The news warned of possible ice storm reminiscent of the kind that hit us in the 90's. I thought about power outages. Here's what I did to prep for it - I must say my adrenaline was running high! :tango_face_smile:

Bought more bread for the freezer. Grabbed a big pack of jumbo dogs on sale at my local grocery store (happened to be my fave, saw this size only in Costco), and more eggs. Bought more fruits that could keep for quite a while, celery and carrots too. Got more beverages like colas and fruit juice.

Made egg salad, also boiled extra eggs. Baked a slew of chicken drumsticks (they're good eaten cold, too).
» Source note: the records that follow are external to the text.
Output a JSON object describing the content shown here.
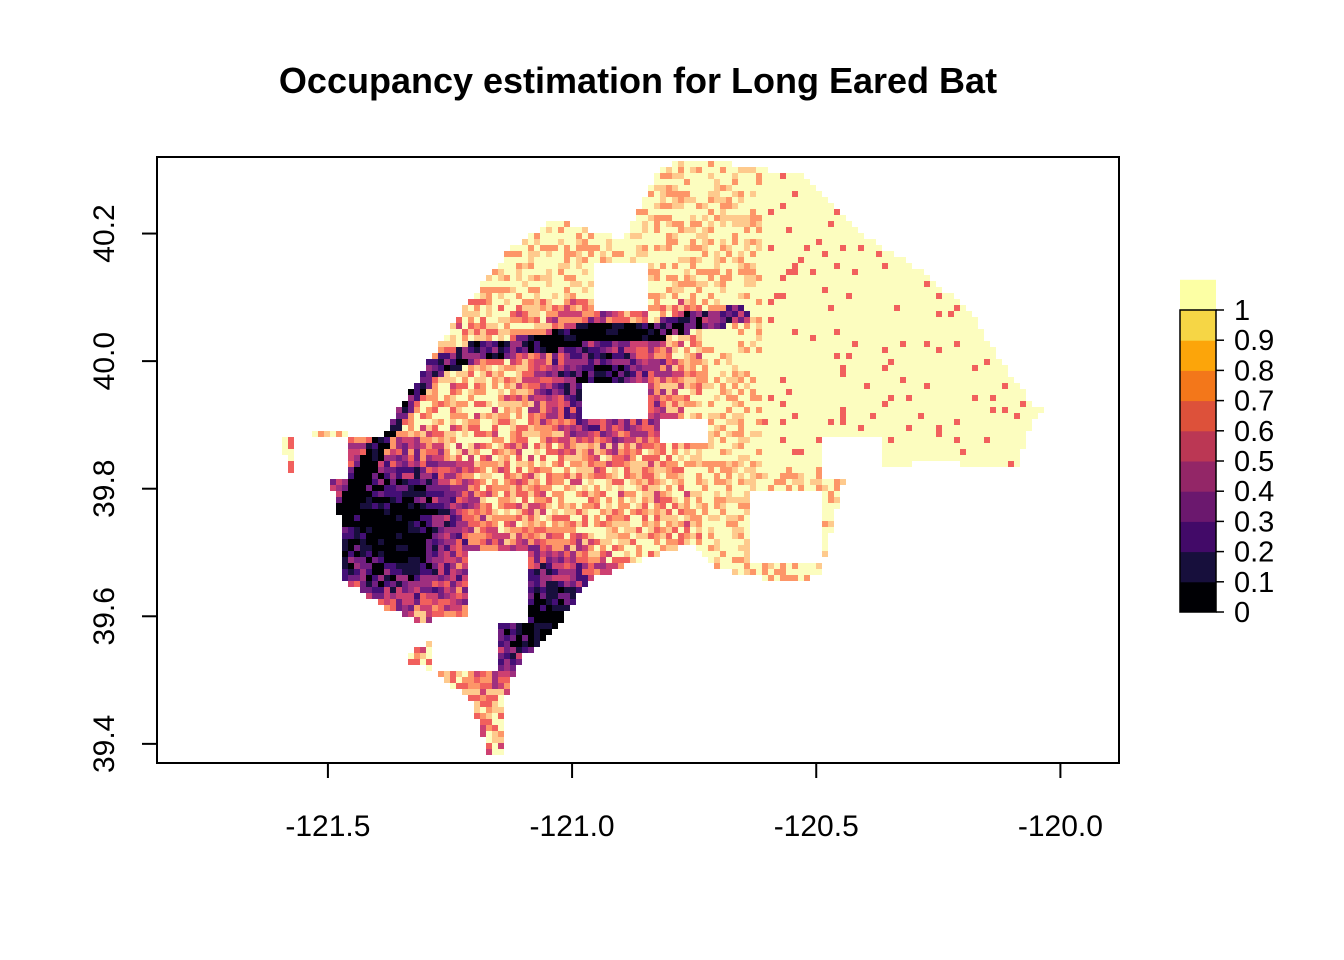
{
  "chart_data": {
    "type": "heatmap",
    "title": "Occupancy estimation for Long Eared Bat",
    "xlabel": "",
    "ylabel": "",
    "xlim": [
      -121.85,
      -119.88
    ],
    "ylim": [
      39.37,
      40.32
    ],
    "x_ticks": [
      "-121.5",
      "-121.0",
      "-120.5",
      "-120.0"
    ],
    "x_tick_values": [
      -121.5,
      -121.0,
      -120.5,
      -120.0
    ],
    "y_ticks": [
      "39.4",
      "39.6",
      "39.8",
      "40.0",
      "40.2"
    ],
    "y_tick_values": [
      39.4,
      39.6,
      39.8,
      40.0,
      40.2
    ],
    "legend": {
      "placement": "right",
      "labels": [
        "0",
        "0.1",
        "0.2",
        "0.3",
        "0.4",
        "0.5",
        "0.6",
        "0.7",
        "0.8",
        "0.9",
        "1"
      ],
      "breaks": [
        0,
        0.1,
        0.2,
        0.3,
        0.4,
        0.5,
        0.6,
        0.7,
        0.8,
        0.9,
        1
      ],
      "colors": [
        "#000004",
        "#170f3c",
        "#420a68",
        "#6b186e",
        "#932667",
        "#bb3754",
        "#dd513a",
        "#f3771a",
        "#fca50a",
        "#f6d645",
        "#fcffa4"
      ]
    },
    "raster_colors": [
      "#000004",
      "#180f3d",
      "#440f76",
      "#721f81",
      "#9e2f7f",
      "#cd4071",
      "#f1605d",
      "#fd9668",
      "#feca8d",
      "#fcfdbf"
    ],
    "grid": false
  }
}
Made a large tub of cold asian noodle salad which had veggies also mixed with it - the vinaigrette dressing helps to make it last longer in the fridge.

Did all my laundry.

Explained to the international students staying with us to grab a shower before the storm hits (as there might not be any available hot water if the power goes out).

Reviewed my other stockpile (to know where items are).


Well........we didn't get hit bad. Power didn't blink out. And, we've got lots of ready lunches available! :vs_laugh:


----------



## A Watchman (Sep 14, 2015)

charito said:


> Explained to the international students staying with us to grab a shower before the storm hits (as there might not be any available hot water if the power goes out).
> 
> Well........we didn't get hit bad. Power didn't blink out. And, we've got lots of ready lunches available! :vs_laugh:


Last but certainly not least, the international students smell better! :tango_face_grin:


----------



## sideKahr (Oct 15, 2014)

You had it easy that time, buddy. :tango_face_wink: When you have enough time to make egg salad and Asian noodles, you're living a preppers life of luxury.

When you prep for an EMP, you get zero seconds of warning. Everything has to be completely ready all the time.


----------



## charito (Oct 12, 2013)

For those in charge of food prep and cooking in a prepper situation - don't let others handle the cooked food! 
Food will spoil faster if it's not handled properly. Be the one to dish it out.


Btw, I just found out there'll be potluck supper for the international students - they'll be bringing the noodle salad and the dogs! :tango_face_grin:


----------



## agmccall (Jan 26, 2017)

sounds more like a weekend camping trip. 

Why are the hotdogs not already in the freezer. What about water storage for a few days, What about alternative ways to cook so you do not have to prepare your meals ahead of time.

As someone mentioned an EMP or even a blackout from a heatwave in the summer gives you no time to plan a party

al


----------